Market forecast table (structured scenario model)
| Scenario |
Unit Volume Trend |
Net Price Trend |
Competitive Impact |
1–2 Year Outcome |
3–5 Year Outcome |
| Base |
Flat to low growth |
Down (generic pressure) |
Continued generic substitution |
Stable revenue but margin pressure |
Flat to declining revenue |
| Policy tightening |
Decline |
Down |
Faster declines in higher utilization settings |
Volume loss, faster contracting |
Revenue compression |
| Payer shift toward preferred NDCs |
Flat |
Mixed |
PBM consolidation |
Revenue stability via favored NDC mix |
Modest growth in select strengths |
| Reformulation-enabled differentiation |
Flat |
Possibly stable for select NDCs |
Slower generic interchange for deterrent products |
Outperformance only where deterrent patents survive |
Limited upside beyond protected strengths |
Key Takeaways
- Acetaminophen plus hydrocodone bitartrate is a mature, highly competitive market where incremental formulation and regulatory stewardship matter more than new Phase 3 clinical wins.
- Clinical trial activity is typically lifecycle optimization (PK, safety, reformulation) rather than major new clinical differentiation.

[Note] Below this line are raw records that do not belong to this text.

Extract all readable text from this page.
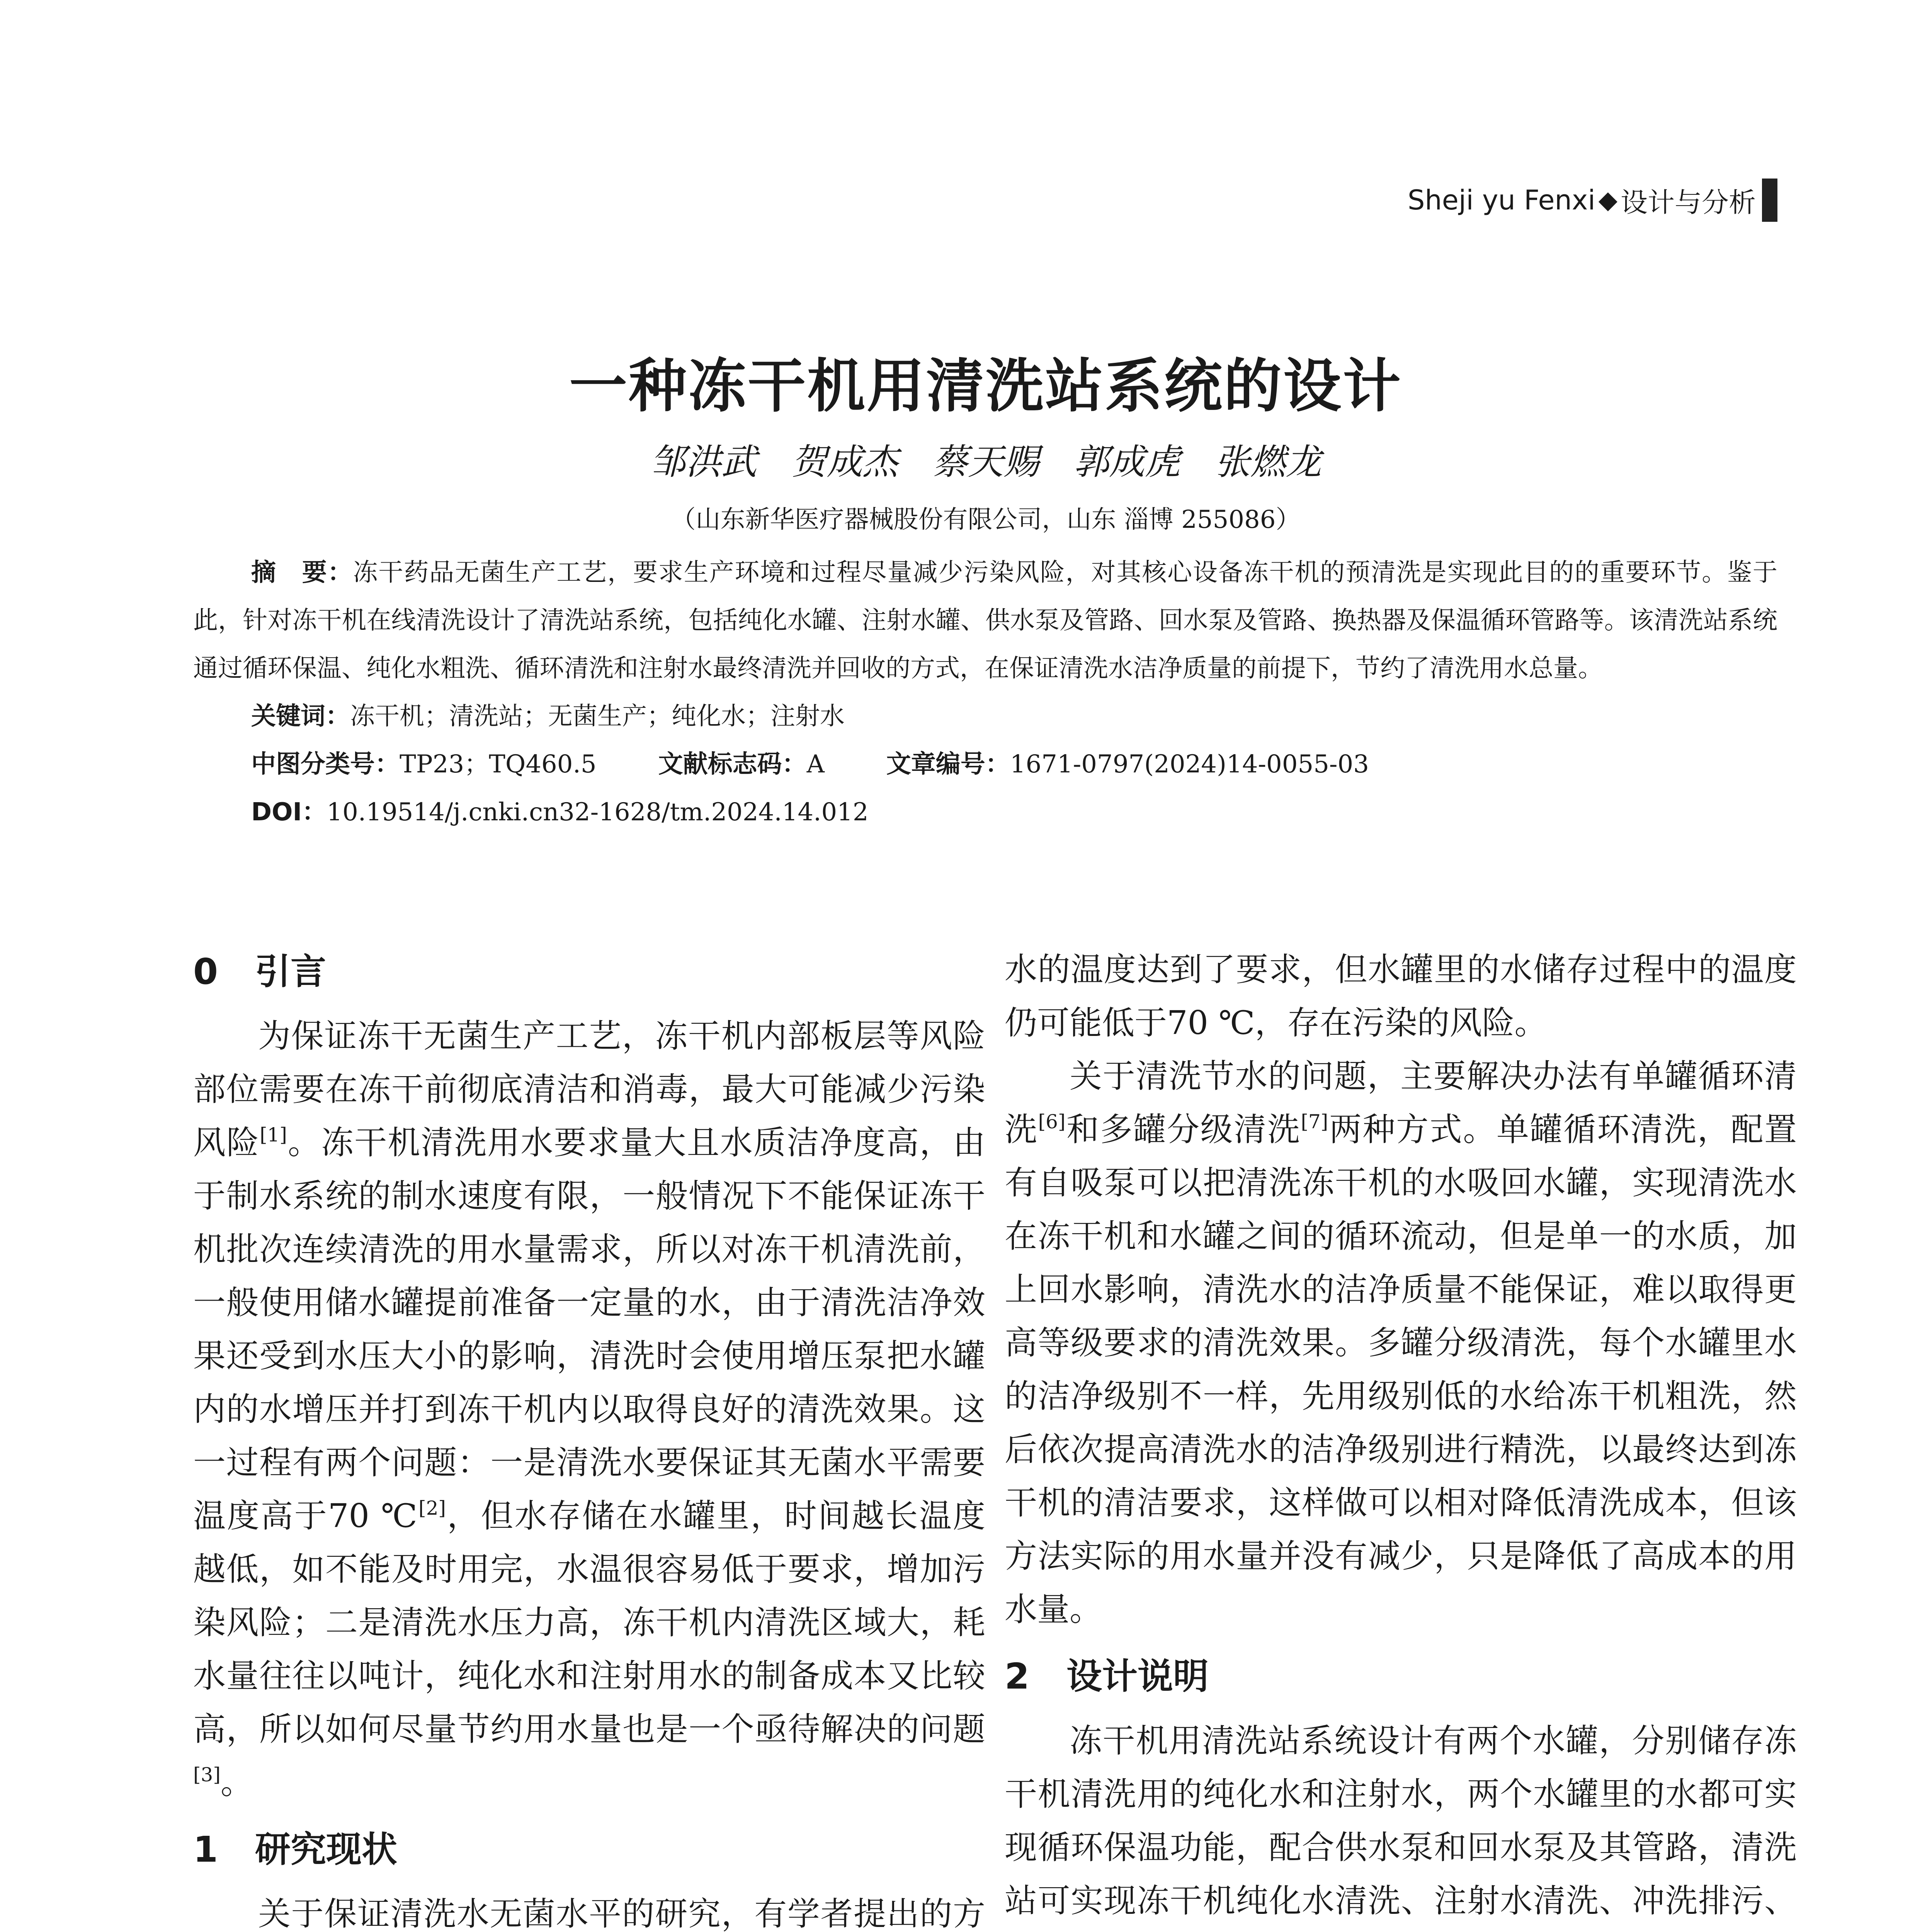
Sheji yu Fenxi ◆ 设计与分析
一种冻干机用清洗站系统的设计
邹洪武 贺成杰 蔡天赐 郭成虎 张燃龙
（山东新华医疗器械股份有限公司，山东 淄博 255086）
摘　要：冻干药品无菌生产工艺，要求生产环境和过程尽量减少污染风险，对其核心设备冻干机的预清洗是实现此目的的重要环节。鉴于此，针对冻干机在线清洗设计了清洗站系统，包括纯化水罐、注射水罐、供水泵及管路、回水泵及管路、换热器及保温循环管路等。该清洗站系统通过循环保温、纯化水粗洗、循环清洗和注射水最终清洗并回收的方式，在保证清洗水洁净质量的前提下，节约了清洗用水总量。
关键词：冻干机；清洗站；无菌生产；纯化水；注射水
中图分类号：TP23；TQ460.5	文献标志码：A	文章编号：1671-0797(2024)14-0055-03
DOI：10.19514/j.cnki.cn32-1628/tm.2024.14.012
0 引言

为保证冻干无菌生产工艺，冻干机内部板层等风险部位需要在冻干前彻底清洁和消毒，最大可能减少污染风险[1]。冻干机清洗用水要求量大且水质洁净度高，由于制水系统的制水速度有限，一般情况下不能保证冻干机批次连续清洗的用水量需求，所以对冻干机清洗前，一般使用储水罐提前准备一定量的水，由于清洗洁净效果还受到水压大小的影响，清洗时会使用增压泵把水罐内的水增压并打到冻干机内以取得良好的清洗效果。这一过程有两个问题：一是清洗水要保证其无菌水平需要温度高于70 ℃[2]，但水存储在水罐里，时间越长温度越低，如不能及时用完，水温很容易低于要求，增加污染风险；二是清洗水压力高，冻干机内清洗区域大，耗水量往往以吨计，纯化水和注射用水的制备成本又比较高，所以如何尽量节约用水量也是一个亟待解决的问题[3]。

1 研究现状

关于保证清洗水无菌水平的研究，有学者提出的方

水的温度达到了要求，但水罐里的水储存过程中的温度仍可能低于70 ℃，存在污染的风险。

关于清洗节水的问题，主要解决办法有单罐循环清洗[6]和多罐分级清洗[7]两种方式。单罐循环清洗，配置有自吸泵可以把清洗冻干机的水吸回水罐，实现清洗水在冻干机和水罐之间的循环流动，但是单一的水质，加上回水影响，清洗水的洁净质量不能保证，难以取得更高等级要求的清洗效果。多罐分级清洗，每个水罐里水的洁净级别不一样，先用级别低的水给冻干机粗洗，然后依次提高清洗水的洁净级别进行精洗，以最终达到冻干机的清洁要求，这样做可以相对降低清洗成本，但该方法实际的用水量并没有减少，只是降低了高成本的用水量。

2 设计说明

冻干机用清洗站系统设计有两个水罐，分别储存冻干机清洗用的纯化水和注射水，两个水罐里的水都可实现循环保温功能，配合供水泵和回水泵及其管路，清洗站可实现冻干机纯化水清洗、注射水清洗、冲洗排污、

- Exclusivity and patent protection are NDC- and strength-specific, with remaining value concentrated in formulation/process patents rather than compound-level estate.
- Forecasts should be modeled at the RLD strength/NDC level, because pricing, substitution speed, and litigation outcomes vary by product.
- Near-term commercial results are most sensitive to PBM contracting, guideline enforcement, and generic penetration, not to breakthroughs in the fixed-dose combination itself.
FAQs
- Which strength of acetaminophen-hydrocodone tends to face the fastest generic substitution in the US?
- How do abuse-deterrent formulation patents change FDA interchangeability and pharmacy substitution for hydrocodone-acetaminophen products?
- What Orange Book patent categories (drug substance, drug product, method of use) most commonly drive ANDA Paragraph IV disputes in this class?
- Do opioid risk policy changes in specific states materially shift demand for hydrocodone-acetaminophen combinations versus other opioids?
- What data fields in FDA labeling updates for opioid analgesics most affect payer edits and prior authorization rates for acetaminophen-hydrocodone?
References
- FDA. Orange Book: Approved Drug Products with Therapeutic Equivalence Evaluations. U.S. Food and Drug Administration.
- ClinicalTrials.gov. Search results for acetaminophen hydrocodone bitartrate. National Library of Medicine.
- FDA. Drug Safety and Availability Communications and labeling requirements for opioid analgesics. U.S. Food and Drug Administration.